When I realize something has been created with AI, I start to think about whether the person actually made an effort.
I think about the person instead of the content. I think about the person while I’m trying to digest the content.
Bullet point lists and sentence blips punch (list) my brain and fail to stick in my memory. Nothing gets eaten. Nothing gets digested. Informationally speaking.
I skip down a few bullets or sentences and then back up three more, not remembering what I’ve read. When I can’t remember what I’ve read, I’m not sure what to do with it… and probably end up re-doing it.
Lists are how we forget.
As I watch an increasing number of the people around me use AI to communicate for whatever reasons, and as I sense my own attention (and tolerance) for it waning, I can’t help but wonder:
How will we share important information with one another in the future?

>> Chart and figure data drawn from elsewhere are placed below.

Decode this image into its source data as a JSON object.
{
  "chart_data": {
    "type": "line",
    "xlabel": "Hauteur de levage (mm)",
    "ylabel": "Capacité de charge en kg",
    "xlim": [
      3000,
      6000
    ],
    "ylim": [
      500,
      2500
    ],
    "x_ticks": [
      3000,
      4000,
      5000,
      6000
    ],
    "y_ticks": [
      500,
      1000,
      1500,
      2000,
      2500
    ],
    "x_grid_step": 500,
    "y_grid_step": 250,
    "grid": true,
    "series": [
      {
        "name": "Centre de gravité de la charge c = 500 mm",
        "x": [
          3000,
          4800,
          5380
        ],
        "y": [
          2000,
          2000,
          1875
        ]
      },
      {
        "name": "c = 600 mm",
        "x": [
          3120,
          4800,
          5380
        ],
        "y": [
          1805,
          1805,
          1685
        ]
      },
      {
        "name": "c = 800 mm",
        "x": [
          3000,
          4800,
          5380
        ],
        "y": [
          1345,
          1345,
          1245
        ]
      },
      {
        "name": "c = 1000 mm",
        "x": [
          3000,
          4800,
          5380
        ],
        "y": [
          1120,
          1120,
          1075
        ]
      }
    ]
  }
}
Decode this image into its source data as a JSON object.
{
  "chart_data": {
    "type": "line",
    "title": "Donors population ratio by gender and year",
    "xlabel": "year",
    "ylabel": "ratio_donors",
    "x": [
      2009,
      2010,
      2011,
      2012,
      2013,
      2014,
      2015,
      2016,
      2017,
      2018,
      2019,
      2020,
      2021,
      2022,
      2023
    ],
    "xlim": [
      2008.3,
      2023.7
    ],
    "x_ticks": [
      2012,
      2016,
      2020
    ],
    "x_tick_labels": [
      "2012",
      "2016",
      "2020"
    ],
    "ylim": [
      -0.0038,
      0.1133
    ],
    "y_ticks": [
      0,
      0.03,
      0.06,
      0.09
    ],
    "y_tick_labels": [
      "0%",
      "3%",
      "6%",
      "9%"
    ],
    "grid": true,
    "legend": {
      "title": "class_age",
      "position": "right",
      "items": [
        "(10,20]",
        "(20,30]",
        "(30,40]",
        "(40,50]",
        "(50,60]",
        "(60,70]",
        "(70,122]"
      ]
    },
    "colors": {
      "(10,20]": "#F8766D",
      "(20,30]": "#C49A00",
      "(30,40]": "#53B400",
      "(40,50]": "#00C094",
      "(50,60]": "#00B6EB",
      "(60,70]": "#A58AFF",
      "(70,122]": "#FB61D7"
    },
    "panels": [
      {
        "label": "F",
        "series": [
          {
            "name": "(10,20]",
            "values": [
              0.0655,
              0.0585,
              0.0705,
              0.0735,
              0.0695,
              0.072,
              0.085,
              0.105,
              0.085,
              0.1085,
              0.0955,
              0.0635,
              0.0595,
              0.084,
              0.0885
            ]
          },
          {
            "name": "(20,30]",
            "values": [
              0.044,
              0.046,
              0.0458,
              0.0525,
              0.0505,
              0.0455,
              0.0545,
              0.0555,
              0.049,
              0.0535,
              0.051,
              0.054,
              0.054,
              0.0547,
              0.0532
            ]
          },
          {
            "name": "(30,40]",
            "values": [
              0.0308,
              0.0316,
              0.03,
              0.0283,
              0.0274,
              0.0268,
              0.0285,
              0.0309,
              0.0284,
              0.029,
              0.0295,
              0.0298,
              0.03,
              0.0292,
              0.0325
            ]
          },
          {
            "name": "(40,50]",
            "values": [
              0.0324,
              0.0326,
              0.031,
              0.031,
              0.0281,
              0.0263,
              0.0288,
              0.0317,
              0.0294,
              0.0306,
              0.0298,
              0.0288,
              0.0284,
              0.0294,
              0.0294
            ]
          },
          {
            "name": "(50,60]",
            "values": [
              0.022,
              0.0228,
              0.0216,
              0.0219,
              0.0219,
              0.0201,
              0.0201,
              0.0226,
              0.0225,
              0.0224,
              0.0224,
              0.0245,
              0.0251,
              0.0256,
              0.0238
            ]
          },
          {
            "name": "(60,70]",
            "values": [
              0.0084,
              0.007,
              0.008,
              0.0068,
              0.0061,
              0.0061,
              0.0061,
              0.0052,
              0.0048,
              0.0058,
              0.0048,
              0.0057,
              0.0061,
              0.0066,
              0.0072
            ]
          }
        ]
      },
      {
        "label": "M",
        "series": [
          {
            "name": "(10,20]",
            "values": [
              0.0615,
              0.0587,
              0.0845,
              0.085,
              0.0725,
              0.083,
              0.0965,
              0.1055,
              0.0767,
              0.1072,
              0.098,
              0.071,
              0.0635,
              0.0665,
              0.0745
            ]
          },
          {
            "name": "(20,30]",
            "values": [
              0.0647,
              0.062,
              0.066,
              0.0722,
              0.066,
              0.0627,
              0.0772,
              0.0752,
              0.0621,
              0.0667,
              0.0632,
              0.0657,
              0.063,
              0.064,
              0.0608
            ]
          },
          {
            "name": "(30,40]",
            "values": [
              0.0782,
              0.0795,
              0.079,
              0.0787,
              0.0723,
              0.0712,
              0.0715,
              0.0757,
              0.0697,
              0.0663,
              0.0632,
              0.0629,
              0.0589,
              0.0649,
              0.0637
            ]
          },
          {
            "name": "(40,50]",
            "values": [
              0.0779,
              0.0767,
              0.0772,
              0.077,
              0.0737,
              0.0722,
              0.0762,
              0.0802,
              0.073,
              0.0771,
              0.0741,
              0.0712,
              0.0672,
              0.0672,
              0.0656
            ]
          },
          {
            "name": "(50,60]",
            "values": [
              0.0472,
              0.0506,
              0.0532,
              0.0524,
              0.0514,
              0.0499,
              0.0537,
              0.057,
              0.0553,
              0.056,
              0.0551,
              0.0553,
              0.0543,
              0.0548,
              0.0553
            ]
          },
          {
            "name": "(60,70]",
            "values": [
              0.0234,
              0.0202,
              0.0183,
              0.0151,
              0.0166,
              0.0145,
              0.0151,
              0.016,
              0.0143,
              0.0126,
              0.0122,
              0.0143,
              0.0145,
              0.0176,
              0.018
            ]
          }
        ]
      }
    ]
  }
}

When will we pivot back to telling stories that keep our attention and help us remember?
When I typed this sentence, I had corporate intentions, so to speak, but it feels like a much meatier Human Problem.
The enshittification of prose via AI has already started to fragment social communities.
Robin Moffatt made this point; more specifically, that AI slop is strangling Reddit threads and Slack channels: “AI slop is driving up the noise, and making the signal more and more difficult to discern in communities.”
Slop up. Signal down.
Communities crumble.
(Lazy) AI content creation shifts a productivity gain to a cost transfer, from the creator to the consumer.
To be sure, the fix is to not not use AI. (Would AI have plagued you with a double negative like this? I think not. You’re welcome.)
The fix is don’t ship shi* raw AI output.
So many of us have expectations that AI will automagically yield, or should automagically yield, the content outputs we want.
I don’t think we have quite the right mental models around the fact that AI tools help us accelerate, but they don’t fully take over the wheel.
AI speeds up content creation, but complete autopilot comes at a cost. Need we reference early self-driving vehicles.
This time the crash (and burn) is literary, attentional, and reputational.
I was weirdly delighted to learn that this had already been termed. Brandolini’s Law aka the Asymmetry of Bullshit states: “The amount of energy needed to refute bullshit is an order of magnitude bigger than that needed to produce it.”